“Al centro dell’Aula”, il Sen. Casini dialoga con Confartigianato sul futuro della politica

“Al centro dell’Aula”, il Sen. Casini dialoga con Confartigianato sul futuro della politica

Un richiamo al valore delle istituzioni rappresentative e alla centralità del Parlamento come luogo di equilibrio e responsabilità. È il messaggio lanciato dal Senatore Pier Ferdinando Casini intervenuto oggi, nella sede nazionale di Confartigianato, al ciclo di incontri “A colloquio con”, aperto al Sistema Confederale in modalità webinar. L’occasione è stata la presentazione del suo ultimo libro ‘Al centro dell’Aula. Dalla Prima Repubblica a oggi’, nel quale il Sen. Casini ripercorre, anche attraverso i suoi discorsi in Parlamento, le principali trasformazioni politiche dell’Italia repubblicana.

Ad accoglierlo il Presidente di Confartigianato, Marco Granelli e il Comitato di Presidenza della Confederazione. Il Presidente di Confartigianato Marco Granelli ha sottolineato: “In un’epoca segnata da polarizzazione estreme e da una comunicazione spesso gridata, tornare ‘al centro dell’aula’ significa riaffermare il valore delle istituzioni rappresentative e della responsabilità storica. Come sistema associativo, come rappresentanza dell’artigianato e delle piccole imprese, sappiamo quanto sia importante avere istituzioni solide, credibili, capaci di ascolto. Sappiamo che senza stabilità e qualità della decisione pubblica non c’è sviluppo economico, non c’è coesione sociale, né fiducia”.

Il libro del Senatore Casini ripercorre le tappe più significative della storia politica italiana e internazionale. Protagonista e testimone della profonda evoluzione che ha caratterizzato il nostro Paese, durante l’incontro in Confartigianato Casini ha indicato con grande lucidità le debolezze e le complessità dei nostri tempi, ma anche le opportunità di restituire un significato e un valore autentico all’azione politica per costruire benessere economico e sociale. “La politica – ha dichiarato – può ancora salvare l’Italia da un futuro incerto. Io sono convinto che oggi sia necessario evitare che la forza diventi l’unica regola del mondo e la politica deve servire a questo riequilibrio.
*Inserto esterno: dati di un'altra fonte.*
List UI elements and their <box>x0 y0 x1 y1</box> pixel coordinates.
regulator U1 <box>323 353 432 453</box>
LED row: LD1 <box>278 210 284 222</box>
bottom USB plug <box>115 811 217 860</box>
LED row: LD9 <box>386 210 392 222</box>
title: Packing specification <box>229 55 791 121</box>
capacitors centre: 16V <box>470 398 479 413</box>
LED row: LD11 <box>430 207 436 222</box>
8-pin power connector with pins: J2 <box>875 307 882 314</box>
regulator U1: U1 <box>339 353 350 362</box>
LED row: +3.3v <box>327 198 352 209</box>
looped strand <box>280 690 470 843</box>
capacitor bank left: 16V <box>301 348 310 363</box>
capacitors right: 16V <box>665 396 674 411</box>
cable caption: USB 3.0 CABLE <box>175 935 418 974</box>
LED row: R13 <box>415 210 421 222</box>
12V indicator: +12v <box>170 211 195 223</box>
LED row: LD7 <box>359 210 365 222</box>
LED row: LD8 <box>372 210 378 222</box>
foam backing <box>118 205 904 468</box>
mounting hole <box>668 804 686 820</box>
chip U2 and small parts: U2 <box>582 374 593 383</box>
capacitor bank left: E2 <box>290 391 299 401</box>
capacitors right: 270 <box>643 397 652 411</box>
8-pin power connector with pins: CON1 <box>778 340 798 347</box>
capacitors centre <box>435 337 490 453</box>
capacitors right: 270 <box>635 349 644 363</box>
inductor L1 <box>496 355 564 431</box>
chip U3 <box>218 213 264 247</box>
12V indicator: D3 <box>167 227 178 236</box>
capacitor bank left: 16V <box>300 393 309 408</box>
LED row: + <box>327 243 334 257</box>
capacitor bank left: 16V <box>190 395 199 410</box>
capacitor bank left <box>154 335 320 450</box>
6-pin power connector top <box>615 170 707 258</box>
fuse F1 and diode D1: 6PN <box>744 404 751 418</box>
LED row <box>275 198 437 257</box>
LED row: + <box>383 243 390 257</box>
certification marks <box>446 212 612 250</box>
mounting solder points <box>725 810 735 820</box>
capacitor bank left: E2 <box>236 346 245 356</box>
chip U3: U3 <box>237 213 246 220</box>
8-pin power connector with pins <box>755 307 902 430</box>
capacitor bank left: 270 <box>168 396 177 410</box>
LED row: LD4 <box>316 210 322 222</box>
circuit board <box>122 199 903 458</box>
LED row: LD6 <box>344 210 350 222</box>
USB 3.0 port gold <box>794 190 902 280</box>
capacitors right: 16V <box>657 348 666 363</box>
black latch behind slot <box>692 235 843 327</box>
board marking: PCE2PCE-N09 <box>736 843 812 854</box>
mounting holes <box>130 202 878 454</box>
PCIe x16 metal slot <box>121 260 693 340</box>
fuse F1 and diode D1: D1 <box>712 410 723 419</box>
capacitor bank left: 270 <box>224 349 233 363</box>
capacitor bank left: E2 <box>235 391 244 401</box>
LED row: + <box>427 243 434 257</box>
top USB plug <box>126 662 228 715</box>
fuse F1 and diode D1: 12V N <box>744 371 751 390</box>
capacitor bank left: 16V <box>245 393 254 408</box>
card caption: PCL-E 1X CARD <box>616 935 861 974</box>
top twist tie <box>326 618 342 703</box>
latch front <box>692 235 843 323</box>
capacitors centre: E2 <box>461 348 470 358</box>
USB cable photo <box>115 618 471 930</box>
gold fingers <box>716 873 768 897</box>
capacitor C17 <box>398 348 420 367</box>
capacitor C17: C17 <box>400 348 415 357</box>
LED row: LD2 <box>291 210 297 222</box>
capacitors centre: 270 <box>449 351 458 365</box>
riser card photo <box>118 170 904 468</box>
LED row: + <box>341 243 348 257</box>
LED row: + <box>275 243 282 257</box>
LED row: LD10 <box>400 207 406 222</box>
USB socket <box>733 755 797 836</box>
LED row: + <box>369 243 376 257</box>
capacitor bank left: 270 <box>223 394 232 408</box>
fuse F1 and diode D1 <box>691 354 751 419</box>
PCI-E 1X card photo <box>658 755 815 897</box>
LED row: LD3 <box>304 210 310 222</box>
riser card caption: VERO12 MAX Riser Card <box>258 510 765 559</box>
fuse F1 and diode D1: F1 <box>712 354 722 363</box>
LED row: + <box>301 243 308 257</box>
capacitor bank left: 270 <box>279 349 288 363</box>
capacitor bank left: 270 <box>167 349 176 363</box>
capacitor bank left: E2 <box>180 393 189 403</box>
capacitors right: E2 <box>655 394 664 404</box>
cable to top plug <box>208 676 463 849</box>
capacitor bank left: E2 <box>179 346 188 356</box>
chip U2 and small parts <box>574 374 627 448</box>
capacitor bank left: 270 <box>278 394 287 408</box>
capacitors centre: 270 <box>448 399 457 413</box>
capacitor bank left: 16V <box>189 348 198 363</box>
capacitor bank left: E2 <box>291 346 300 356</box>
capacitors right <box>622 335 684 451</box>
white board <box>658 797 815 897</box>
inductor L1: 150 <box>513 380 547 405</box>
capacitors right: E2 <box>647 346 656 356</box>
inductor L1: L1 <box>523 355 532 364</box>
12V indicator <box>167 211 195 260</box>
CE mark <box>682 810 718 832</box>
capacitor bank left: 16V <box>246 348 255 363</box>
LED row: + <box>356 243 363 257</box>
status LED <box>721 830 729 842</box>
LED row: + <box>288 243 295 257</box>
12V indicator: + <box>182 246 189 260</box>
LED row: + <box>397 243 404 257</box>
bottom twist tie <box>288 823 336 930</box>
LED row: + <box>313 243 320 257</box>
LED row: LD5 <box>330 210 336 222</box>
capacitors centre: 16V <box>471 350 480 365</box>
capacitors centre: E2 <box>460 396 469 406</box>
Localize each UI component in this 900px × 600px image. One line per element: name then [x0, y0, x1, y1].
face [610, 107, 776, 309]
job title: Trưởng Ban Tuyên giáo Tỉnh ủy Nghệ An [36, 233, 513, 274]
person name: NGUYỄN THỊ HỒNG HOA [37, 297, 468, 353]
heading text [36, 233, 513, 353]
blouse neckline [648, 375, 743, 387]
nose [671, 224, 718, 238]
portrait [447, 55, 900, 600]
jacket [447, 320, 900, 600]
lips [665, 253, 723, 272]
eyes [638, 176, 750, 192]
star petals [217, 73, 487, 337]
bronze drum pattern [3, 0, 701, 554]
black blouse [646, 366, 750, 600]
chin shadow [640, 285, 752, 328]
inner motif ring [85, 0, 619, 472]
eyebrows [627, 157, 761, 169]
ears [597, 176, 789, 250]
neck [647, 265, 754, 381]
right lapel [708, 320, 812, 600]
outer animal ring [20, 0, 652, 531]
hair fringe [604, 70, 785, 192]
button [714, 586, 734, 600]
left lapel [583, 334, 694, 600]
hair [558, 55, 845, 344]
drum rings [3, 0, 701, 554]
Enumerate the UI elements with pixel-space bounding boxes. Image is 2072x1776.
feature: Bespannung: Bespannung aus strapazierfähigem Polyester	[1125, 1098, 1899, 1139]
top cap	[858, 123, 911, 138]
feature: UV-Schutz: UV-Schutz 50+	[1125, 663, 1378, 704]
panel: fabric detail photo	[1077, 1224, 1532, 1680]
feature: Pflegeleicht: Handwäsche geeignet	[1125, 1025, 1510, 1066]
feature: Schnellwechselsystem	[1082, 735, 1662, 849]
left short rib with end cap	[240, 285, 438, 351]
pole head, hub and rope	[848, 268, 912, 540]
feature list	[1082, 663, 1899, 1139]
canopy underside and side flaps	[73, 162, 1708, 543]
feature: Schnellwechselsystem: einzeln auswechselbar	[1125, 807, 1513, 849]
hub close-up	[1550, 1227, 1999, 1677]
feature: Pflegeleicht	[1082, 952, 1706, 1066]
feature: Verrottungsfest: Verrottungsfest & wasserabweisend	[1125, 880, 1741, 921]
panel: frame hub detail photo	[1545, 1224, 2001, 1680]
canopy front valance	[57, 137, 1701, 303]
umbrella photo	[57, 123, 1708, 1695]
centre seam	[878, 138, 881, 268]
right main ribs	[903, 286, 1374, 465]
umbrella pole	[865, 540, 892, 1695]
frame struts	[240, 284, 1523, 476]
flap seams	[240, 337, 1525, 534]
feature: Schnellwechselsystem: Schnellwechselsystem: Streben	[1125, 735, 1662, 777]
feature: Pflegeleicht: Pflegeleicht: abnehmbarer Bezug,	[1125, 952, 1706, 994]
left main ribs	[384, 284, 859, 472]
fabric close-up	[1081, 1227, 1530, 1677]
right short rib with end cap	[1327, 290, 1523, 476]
Abbiamo costruito, ad esempio, principi di solidarietà, di multilateralismo, evitando che la regola della forza possa schiacciare chi è più debole”.

“Il modello della democrazia liberale – ha spiegato il Sen. Casini – è uno snodo in cui chi vince guida un paese ma non è il padrone del paese. Meloni ha vinto le elezioni, ma non è il padrone dell’Italia, è il capo del nostro Governo, però si confronta con l’autonomia della magistratura, con le autorità di garanzia, con la Corte Costituzionale, con il Presidente della Repubblica. Questa è la democrazia liberale, chi vince comunque non può governare senza regole”.

Casini, che era accompagnato dall’On. Mauro Libé, si è poi soffermato sui giovani. “I giovani hanno sempre avuto una certa diffidenza verso la politica e io invece sostengo che devono impegnarsi in politica perché riguarda il loro futuro, riguarda il futuro della democrazia. Mi auguro che anche dal mondo dell’associazionismo, penso a Confartigianato, ci siano tanti giovani imprenditori seri che possano entrare in politica. Indipendentemente dall’appartenenza partitica, l’importante è che partecipino e siano protagonisti”.